There are fewer than 30 people in a class. The probability that at random a selected girl is an excellent student is \(3/13\), and the probability that at random a chosen boy is an excellent pupil is \(4/11\). How many excellent students are there in the class?

Three tired cowboys went into a bar, and hung their hats on the buffalo horn at the entrance. When the cowboys left at night, they were unable to distinguish one hat from another and therefore took the three hats at random. Find the likelihood that none of them took their own hat.

\(A\) and \(B\) shoot in a shooting gallery, but they only have one six-shot revolver with one cartridge. Therefore, they agreed in turn to randomly rotate the drum and shoot. \(A\) goes first. Find the probability that the shot will occur when \(A\) has the revolver.

Kate and Gina agreed to meet at the underground in the first hour of the afternoon. Kate comes to the meeting place between noon and one o’clock in the afternoon, waits for 10 minutes and then leaves.
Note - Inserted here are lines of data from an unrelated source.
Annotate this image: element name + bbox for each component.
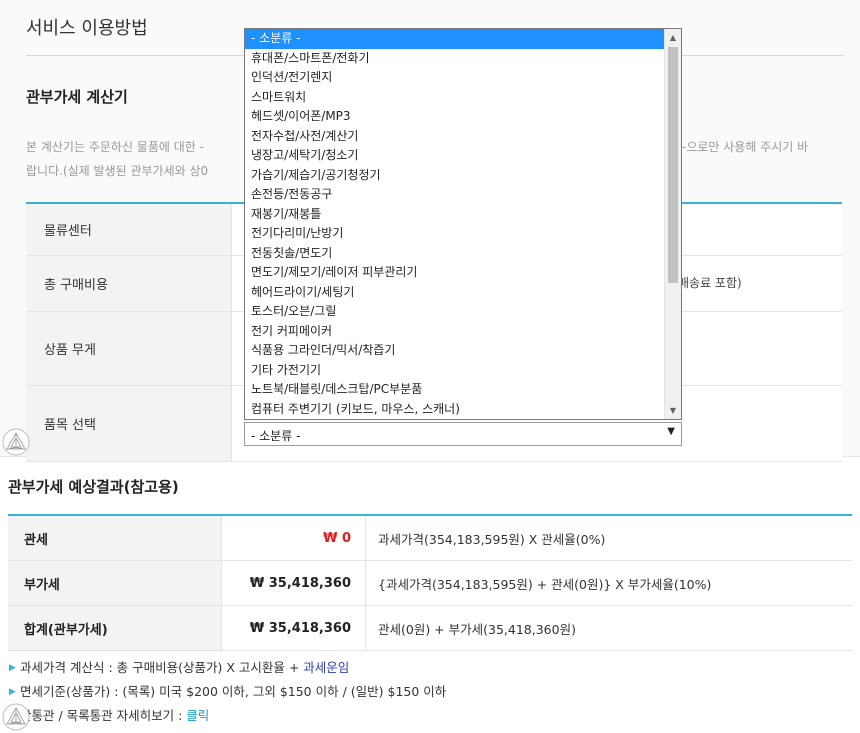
scrollbar-thumb[interactable] <box>668 47 678 283</box>
dropdown-option[interactable]: 휴대폰/스마트폰/전화기 <box>245 49 664 69</box>
dropdown-option[interactable]: 냉장고/세탁기/청소기 <box>245 146 664 166</box>
result-label: 관세 <box>8 516 222 560</box>
note-customs-detail: 반통관 / 목록통관 자세히보기 : 클릭 <box>8 704 446 728</box>
dropdown-option[interactable]: 토스터/오븐/그릴 <box>245 302 664 322</box>
taxable-freight-link[interactable]: 과세운임 <box>303 660 349 675</box>
result-table: 관세 ₩ 0 과세가격(354,183,595원) X 관세율(0%) 부가세 … <box>8 514 852 651</box>
dropdown-option[interactable]: 전자수첩/사전/계산기 <box>245 127 664 147</box>
note-text: 과세가격 계산식 : 총 구매비용(상품가) X 고시환율 + <box>20 660 304 675</box>
dropdown-arrow-icon[interactable]: ▼ <box>667 426 675 437</box>
triangle-bullet-icon: ▶ <box>9 663 16 673</box>
result-notes: ▶ 과세가격 계산식 : 총 구매비용(상품가) X 고시환율 + 과세운임 ▶… <box>8 656 446 728</box>
watermark-icon <box>2 703 30 731</box>
result-row-duty: 관세 ₩ 0 과세가격(354,183,595원) X 관세율(0%) <box>8 516 852 561</box>
shipping-note: 배송료 포함) <box>678 276 742 290</box>
result-amount: ₩ 35,418,360 <box>222 561 366 605</box>
watermark-icon <box>2 428 30 456</box>
result-formula: 관세(0원) + 부가세(35,418,360원) <box>378 621 576 637</box>
dropdown-option[interactable]: 스마트워치 <box>245 88 664 108</box>
dropdown-option[interactable]: - 소분류 - <box>245 29 664 49</box>
result-amount: ₩ 0 <box>222 516 366 560</box>
detail-click-link[interactable]: 클릭 <box>186 708 209 723</box>
note-text: 면세기준(상품가) : (목록) 미국 $200 이하, 그외 $150 이하 … <box>20 684 447 699</box>
scroll-down-icon[interactable]: ▼ <box>665 402 681 419</box>
form-label: 품목 선택 <box>26 386 232 461</box>
dropdown-scrollbar[interactable]: ▲ ▼ <box>664 29 681 419</box>
service-title: 서비스 이용방법 <box>26 18 148 39</box>
subcategory-select[interactable]: - 소분류 - ▼ <box>244 422 682 446</box>
dropdown-option[interactable]: 컴퓨터 주변기기 (키보드, 마우스, 스캐너) <box>245 400 664 420</box>
note-taxable-formula: ▶ 과세가격 계산식 : 총 구매비용(상품가) X 고시환율 + 과세운임 <box>8 656 446 680</box>
dropdown-option[interactable]: 전동칫솔/면도기 <box>245 244 664 264</box>
result-title: 관부가세 예상결과(참고용) <box>8 478 179 496</box>
note-exemption: ▶ 면세기준(상품가) : (목록) 미국 $200 이하, 그외 $150 이… <box>8 680 446 704</box>
dropdown-option[interactable]: 가습기/제습기/공기청정기 <box>245 166 664 186</box>
description-line1-right: -으로만 사용해 주시기 바 <box>682 140 809 154</box>
result-label: 합계(관부가세) <box>8 606 222 650</box>
calculator-title: 관부가세 계산기 <box>26 88 128 106</box>
dropdown-option[interactable]: 노트북/태블릿/데스크탑/PC부분품 <box>245 380 664 400</box>
triangle-bullet-icon: ▶ <box>9 687 16 697</box>
dropdown-option[interactable]: 헤드셋/이어폰/MP3 <box>245 107 664 127</box>
dropdown-option[interactable]: 재봉기/재봉틀 <box>245 205 664 225</box>
dropdown-option[interactable]: 식품용 그라인더/믹서/착즙기 <box>245 341 664 361</box>
scroll-up-icon[interactable]: ▲ <box>665 29 681 46</box>
result-label: 부가세 <box>8 561 222 605</box>
dropdown-option[interactable]: 전기 커피메이커 <box>245 322 664 342</box>
dropdown-option[interactable]: 면도기/제모기/레이저 피부관리기 <box>245 263 664 283</box>
subcategory-dropdown-list[interactable]: - 소분류 - 휴대폰/스마트폰/전화기 인덕션/전기렌지 스마트워치 헤드셋/… <box>244 28 682 420</box>
form-label: 상품 무게 <box>26 312 232 385</box>
dropdown-option[interactable]: 손전등/전동공구 <box>245 185 664 205</box>
form-label: 물류센터 <box>26 204 232 255</box>
select-value: - 소분류 - <box>251 429 301 443</box>
form-label: 총 구매비용 <box>26 256 232 311</box>
dropdown-option[interactable]: 전기다리미/난방기 <box>245 224 664 244</box>
note-text: 반통관 / 목록통관 자세히보기 : <box>20 708 187 723</box>
description-line1-left: 본 계산기는 주문하신 물품에 대한 - <box>26 140 204 154</box>
dropdown-option[interactable]: 헤어드라이기/세팅기 <box>245 283 664 303</box>
result-formula: 과세가격(354,183,595원) X 관세율(0%) <box>378 531 606 547</box>
result-amount: ₩ 35,418,360 <box>222 606 366 650</box>
result-formula: {과세가격(354,183,595원) + 관세(0원)} X 부가세율(10%… <box>378 576 712 592</box>
dropdown-option[interactable]: 기타 가전기기 <box>245 361 664 381</box>
result-row-vat: 부가세 ₩ 35,418,360 {과세가격(354,183,595원) + 관… <box>8 561 852 606</box>
result-row-total: 합계(관부가세) ₩ 35,418,360 관세(0원) + 부가세(35,41… <box>8 606 852 651</box>
dropdown-option[interactable]: 인덕션/전기렌지 <box>245 68 664 88</box>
Gina does the same.

a) What is the probability that they will meet?

b) How will the probability of a meeting change if Gina decides to come earlier than half past twelve, and Kate still decides to come between noon and one o’clock?
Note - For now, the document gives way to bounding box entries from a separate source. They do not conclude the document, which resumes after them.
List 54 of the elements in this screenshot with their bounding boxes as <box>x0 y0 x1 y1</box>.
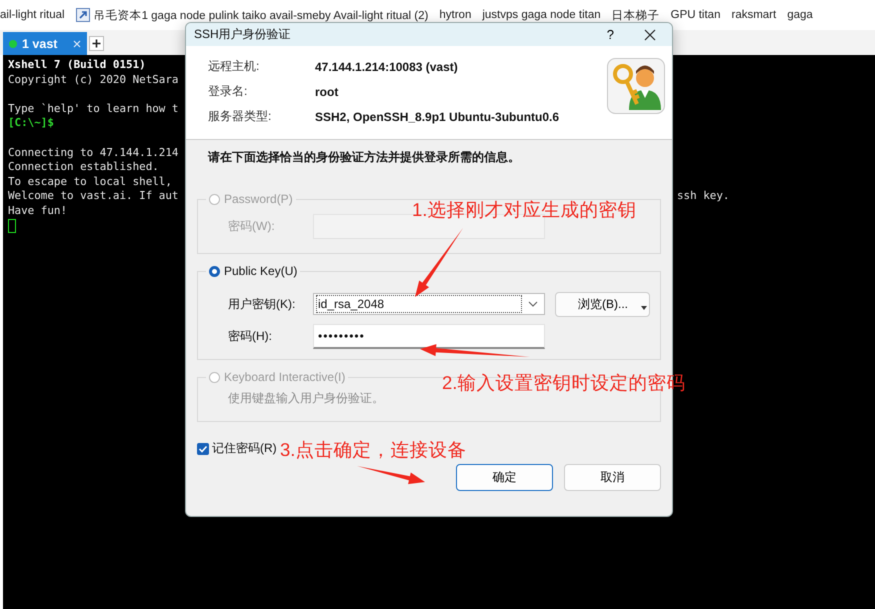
annotation-text: 1.选择刚才对应生成的密钥 <box>412 198 636 222</box>
browse-button[interactable]: 浏览(B)... <box>555 292 650 316</box>
terminal-line: Connecting to 47.144.1.214 <box>8 146 178 159</box>
radio-label: Public Key(U) <box>224 264 298 278</box>
annotation-text: 3.点击确定，连接设备 <box>280 438 466 462</box>
password-field[interactable]: ••••••••• <box>313 324 545 348</box>
bookmark-link[interactable]: 吊毛资本1 gaga node pulink taiko avail-smeby Avail-light ritual (2) <box>94 8 428 22</box>
checkbox-label: 记住密码(R) <box>212 440 277 457</box>
instruction-text: 请在下面选择恰当的身份验证方法并提供登录所需的信息。 <box>206 149 521 166</box>
field-label: 密码(H): <box>228 328 273 344</box>
info-label: 服务器类型: <box>208 108 272 125</box>
method-description: 使用键盘输入用户身份验证。 <box>228 391 384 405</box>
terminal-line: Type `help' to learn how t <box>8 102 178 115</box>
terminal-line: Have fun! <box>8 204 68 217</box>
bookmark-link[interactable]: hytron <box>439 9 472 21</box>
caret-icon[interactable] <box>641 306 647 310</box>
bookmark-link[interactable]: raksmart <box>731 9 776 21</box>
add-tab-icon[interactable] <box>89 36 104 51</box>
terminal-line: Welcome to vast.ai. If aut <box>8 189 178 202</box>
checkbox[interactable] <box>197 442 209 454</box>
info-value: 47.144.1.214:10083 (vast) <box>315 60 458 74</box>
field-label: 密码(W): <box>228 218 276 234</box>
key-dropdown[interactable]: id_rsa_2048 <box>313 293 545 315</box>
help-button[interactable]: ? <box>600 27 620 42</box>
close-icon[interactable] <box>644 28 656 40</box>
terminal-line: To escape to local shell, <box>8 174 172 188</box>
field-label: 用户密钥(K): <box>228 296 296 312</box>
bookmark-link[interactable]: ail-light ritual <box>0 9 65 21</box>
tab-label: 1 vast <box>22 36 58 50</box>
cancel-button[interactable]: 取消 <box>564 464 661 491</box>
ok-button[interactable]: 确定 <box>456 464 553 491</box>
radio-label: Keyboard Interactive(I) <box>224 370 346 384</box>
bookmark-link[interactable]: gaga <box>787 9 813 21</box>
terminal-line: Xshell 7 (Build 0151) <box>8 58 146 71</box>
radio-button[interactable] <box>209 266 220 276</box>
annotation-arrow <box>357 466 425 484</box>
terminal-line: Copyright (c) 2020 NetSara <box>8 72 178 86</box>
info-value: root <box>315 84 338 98</box>
bookmark-link[interactable]: 日本梯子 <box>612 8 660 22</box>
bookmark-link[interactable]: justvps gaga node titan <box>482 9 601 21</box>
terminal-prompt: [C:\~]$ <box>8 116 54 130</box>
info-label: 登录名: <box>208 83 248 100</box>
terminal-line: Connection established. <box>8 160 159 174</box>
info-label: 远程主机: <box>208 58 260 75</box>
radio-label: Password(P) <box>224 192 293 206</box>
bookmark-link[interactable]: GPU titan <box>670 9 720 21</box>
terminal-line: ssh key. <box>677 189 730 204</box>
annotation-arrow <box>415 228 463 297</box>
session-tab[interactable]: 1 vast <box>3 32 87 55</box>
terminal-cursor <box>8 218 16 233</box>
info-value: SSH2, OpenSSH_8.9p1 Ubuntu-3ubuntu0.6 <box>315 110 560 124</box>
chevron-icon <box>528 301 538 307</box>
user-key-icon <box>607 58 665 114</box>
dialog-title: SSH用户身份验证 <box>194 26 292 43</box>
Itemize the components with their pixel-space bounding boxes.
c) How will the probability of a meeting change if Gina decides to come at an arbitrary time between 12:00 and 12:50, and Kate still comes between 12:00 and 13:00?

The probability that a purchased lightbulb will work is 0.95. How many light bulbs should I buy so that, with a probability of 0.99, there would be at least 5 that work among them?

A hunter has two dogs. Once, when he was lost in the woods, he went to the fork in the road. The hunter knows that each of the dogs with probability \(p\) will choose the way home. He decided to release the dogs in turn. If both choose the same road, he will follow them; if they are separated, the hunter will choose the road, by throwing a coin. Will this increase the hunter’s chances of choosing the way home, compared to if he had only one dog?

A marketing company decided to carry out a sociological survey to find out which part of the urban population learns news mostly from radio programs, which part – from TV programs, which part – from the press, and which – from the Internet. For the study, it was decided to use a sample of 2,000 randomly chosen owners of email addresses. Can this sample be considered representative?

In a box of 2009 socks there are blue and red socks. Can there be some number of blue socks that the probability of pulling out two socks of the same colour at random is equal to 0.5?

Hannah and Emma have three coins. On different sides of one coin there are scissors and paper, on the sides of another coin – a rock and scissors, on the sides of the third – paper and a rock. Scissors defeat paper, paper defeats rock and rock wins against scissors. First, Hannah chooses a coin, then Emma, then they throw their coins and see who wins (if the same image appears on both, then it’s a draw). They do this many times. Is it possible for Emma to choose a coin so that the probability of her winning is higher than that of Hannah?